Nachvollziehbare und transparente Krisenkommunikation führt zur Akzeptanz in der Gesellschaft. Die Erklärung betont, dass im Umgang mit Krisen die Rolle von Wert- und Normvorstellungen für die Kommunikation berücksichtigt werden muss, um beispielsweise nachvollziehbar zu argumentieren warum (vulnerable) Gruppen und Menschen geschützt werden müssen. Eine funktionierende Sozialpolitik kann im Bezug dazu verhindern, dass soziale Benachteiligungen während einer Krise verschärft werden. Die Komplexität von Krisen verlangt nach unterschiedlichen Einschätzungen von Expert:innen, bei denen auch Minderheitsmeinungen berücksichtigt werden müssen, um Risiken zu vermindern. Krisenprävention sollte ebenfalls die Kosten für Prävention ins Verhältnis zum Risiko der jeweiligen Krisen setzen und sich weiterhin kritisch mit bestehenden Strukturen auseinandersetzen.

Multiple Krisen dieser Zeit verlangen nach einschlägigen Strategien der Prävention. Die „Mannheimer Erklärung“ fordert in diesem Kontext die gezielte Förderung von Resilienz auf allen Ebenen der Gesellschaft. Die Erfahrungen und Erkenntnisse dieser Erklärung tragen zu einer gesamtgesellschaftlichen Krisenprävention und -bewältigung bei und reflektieren die Ergebnisse des 28. Deutschen Präventionstages.

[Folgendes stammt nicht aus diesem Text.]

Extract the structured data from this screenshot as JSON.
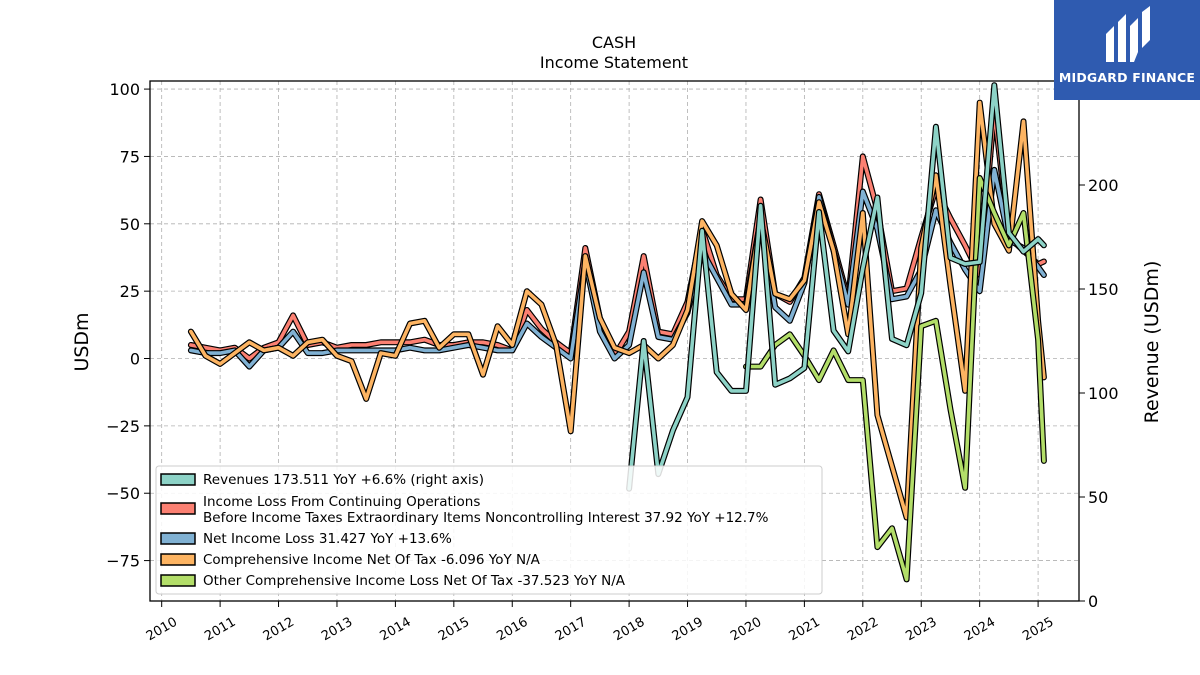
{
  "brand": {
    "name": "MIDGARD FINANCE",
    "color": "#2f5bb0"
  },
  "chart_data": {
    "type": "line",
    "title": "CASH",
    "subtitle": "Income Statement",
    "ylabel": "USDm",
    "ylabel_right": "Revenue (USDm)",
    "ylim": [
      -90,
      103
    ],
    "ylim_right": [
      0,
      250
    ],
    "xlim": [
      2009.8,
      2025.7
    ],
    "yticks": [
      -75,
      -50,
      -25,
      0,
      25,
      50,
      75,
      100
    ],
    "yticks_right": [
      0,
      50,
      100,
      150,
      200,
      250
    ],
    "xticks": [
      2010,
      2011,
      2012,
      2013,
      2014,
      2015,
      2016,
      2017,
      2018,
      2019,
      2020,
      2021,
      2022,
      2023,
      2024,
      2025
    ],
    "grid": true,
    "legend_position": "lower-left",
    "series": [
      {
        "name": "Revenues  173.511 YoY +6.6% (right axis)",
        "color": "#8dd3c7",
        "axis": "right",
        "x": [
          2018.0,
          2018.25,
          2018.5,
          2018.75,
          2019.0,
          2019.25,
          2019.5,
          2019.75,
          2020.0,
          2020.25,
          2020.5,
          2020.75,
          2021.0,
          2021.25,
          2021.5,
          2021.75,
          2022.0,
          2022.25,
          2022.5,
          2022.75,
          2023.0,
          2023.25,
          2023.5,
          2023.75,
          2024.0,
          2024.25,
          2024.5,
          2024.75,
          2025.0,
          2025.1
        ],
        "y": [
          54,
          125,
          61,
          82,
          98,
          178,
          110,
          101,
          101,
          190,
          104,
          107,
          112,
          187,
          130,
          120,
          160,
          194,
          126,
          123,
          148,
          228,
          165,
          162,
          163,
          248,
          177,
          168,
          174,
          171
        ]
      },
      {
        "name": "Income Loss From Continuing Operations\nBefore Income Taxes Extraordinary Items Noncontrolling Interest  37.92 YoY +12.7%",
        "color": "#fb8072",
        "axis": "left",
        "x": [
          2010.5,
          2010.75,
          2011.0,
          2011.25,
          2011.5,
          2011.75,
          2012.0,
          2012.25,
          2012.5,
          2012.75,
          2013.0,
          2013.25,
          2013.5,
          2013.75,
          2014.0,
          2014.25,
          2014.5,
          2014.75,
          2015.0,
          2015.25,
          2015.5,
          2015.75,
          2016.0,
          2016.25,
          2016.5,
          2016.75,
          2017.0,
          2017.25,
          2017.5,
          2017.75,
          2018.0,
          2018.25,
          2018.5,
          2018.75,
          2019.0,
          2019.25,
          2019.5,
          2019.75,
          2020.0,
          2020.25,
          2020.5,
          2020.75,
          2021.0,
          2021.25,
          2021.5,
          2021.75,
          2022.0,
          2022.25,
          2022.5,
          2022.75,
          2023.0,
          2023.25,
          2023.5,
          2023.75,
          2024.0,
          2024.25,
          2024.5,
          2024.75,
          2025.0,
          2025.1
        ],
        "y": [
          5,
          4,
          3,
          4,
          0,
          4,
          6,
          16,
          5,
          6,
          4,
          5,
          5,
          6,
          6,
          6,
          7,
          5,
          5,
          6,
          6,
          5,
          3,
          18,
          11,
          6,
          2,
          41,
          15,
          1,
          10,
          38,
          10,
          9,
          21,
          48,
          31,
          22,
          22,
          59,
          24,
          21,
          30,
          61,
          42,
          22,
          75,
          55,
          25,
          26,
          45,
          63,
          52,
          42,
          31,
          92,
          45,
          40,
          35,
          36
        ]
      },
      {
        "name": "Net Income Loss  31.427 YoY +13.6%",
        "color": "#80b1d3",
        "axis": "left",
        "x": [
          2010.5,
          2010.75,
          2011.0,
          2011.25,
          2011.5,
          2011.75,
          2012.0,
          2012.25,
          2012.5,
          2012.75,
          2013.0,
          2013.25,
          2013.5,
          2013.75,
          2014.0,
          2014.25,
          2014.5,
          2014.75,
          2015.0,
          2015.25,
          2015.5,
          2015.75,
          2016.0,
          2016.25,
          2016.5,
          2016.75,
          2017.0,
          2017.25,
          2017.5,
          2017.75,
          2018.0,
          2018.25,
          2018.5,
          2018.75,
          2019.0,
          2019.25,
          2019.5,
          2019.75,
          2020.0,
          2020.25,
          2020.5,
          2020.75,
          2021.0,
          2021.25,
          2021.5,
          2021.75,
          2022.0,
          2022.25,
          2022.5,
          2022.75,
          2023.0,
          2023.25,
          2023.5,
          2023.75,
          2024.0,
          2024.25,
          2024.5,
          2024.75,
          2025.0,
          2025.1
        ],
        "y": [
          3,
          2,
          2,
          3,
          -3,
          3,
          4,
          10,
          2,
          2,
          3,
          3,
          3,
          3,
          3,
          4,
          3,
          3,
          4,
          5,
          4,
          3,
          3,
          13,
          8,
          4,
          0,
          36,
          10,
          0,
          5,
          32,
          8,
          7,
          17,
          40,
          30,
          20,
          20,
          52,
          19,
          14,
          28,
          60,
          40,
          20,
          62,
          48,
          22,
          23,
          33,
          55,
          43,
          33,
          25,
          70,
          44,
          41,
          34,
          31
        ]
      },
      {
        "name": "Comprehensive Income Net Of Tax  -6.096 YoY N/A",
        "color": "#fdb462",
        "axis": "left",
        "x": [
          2010.5,
          2010.75,
          2011.0,
          2011.25,
          2011.5,
          2011.75,
          2012.0,
          2012.25,
          2012.5,
          2012.75,
          2013.0,
          2013.25,
          2013.5,
          2013.75,
          2014.0,
          2014.25,
          2014.5,
          2014.75,
          2015.0,
          2015.25,
          2015.5,
          2015.75,
          2016.0,
          2016.25,
          2016.5,
          2016.75,
          2017.0,
          2017.25,
          2017.5,
          2017.75,
          2018.0,
          2018.25,
          2018.5,
          2018.75,
          2019.0,
          2019.25,
          2019.5,
          2019.75,
          2020.0,
          2020.25,
          2020.5,
          2020.75,
          2021.0,
          2021.25,
          2021.5,
          2021.75,
          2022.0,
          2022.25,
          2022.5,
          2022.75,
          2023.0,
          2023.25,
          2023.5,
          2023.75,
          2024.0,
          2024.25,
          2024.5,
          2024.75,
          2025.0,
          2025.1
        ],
        "y": [
          10,
          1,
          -2,
          2,
          6,
          3,
          4,
          1,
          6,
          7,
          1,
          -1,
          -15,
          2,
          1,
          13,
          14,
          4,
          9,
          9,
          -6,
          12,
          5,
          25,
          20,
          5,
          -27,
          38,
          15,
          4,
          2,
          5,
          0,
          5,
          18,
          51,
          42,
          24,
          18,
          52,
          24,
          22,
          29,
          58,
          40,
          9,
          54,
          -21,
          -40,
          -59,
          41,
          68,
          27,
          -12,
          95,
          50,
          40,
          88,
          14,
          -7
        ]
      },
      {
        "name": "Other Comprehensive Income Loss Net Of Tax  -37.523 YoY N/A",
        "color": "#b3de69",
        "axis": "left",
        "x": [
          2020.0,
          2020.25,
          2020.5,
          2020.75,
          2021.0,
          2021.25,
          2021.5,
          2021.75,
          2022.0,
          2022.25,
          2022.5,
          2022.75,
          2023.0,
          2023.25,
          2023.5,
          2023.75,
          2024.0,
          2024.25,
          2024.5,
          2024.75,
          2025.0,
          2025.1
        ],
        "y": [
          -3,
          -3,
          5,
          9,
          1,
          -8,
          3,
          -8,
          -8,
          -70,
          -63,
          -82,
          12,
          14,
          -19,
          -48,
          67,
          54,
          42,
          54,
          7,
          -38
        ]
      }
    ]
  }
}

Link zur „Mannheimer Erklärung

Hintergrund: Der Deutsche Präventionstag
Der Deutsche Präventionstag ist der weltweit größte Fachkongress für Kriminalprävention und angrenzende Gebiete. Zielgruppe sind alle Aktiven und Verantwortlichen der Prävention, insbesondere aus den Bereichen Kinder- und Jugendhilfe, Schule, Kirche, Vereine, Präventionsgremien, Städte und Gemeinden, Polizei, Politik, Medien, Wissenschaft, Gesundheitswese sowie Justiz. Der Deutsche Präventionstag findet seit 1995 jährlich statt.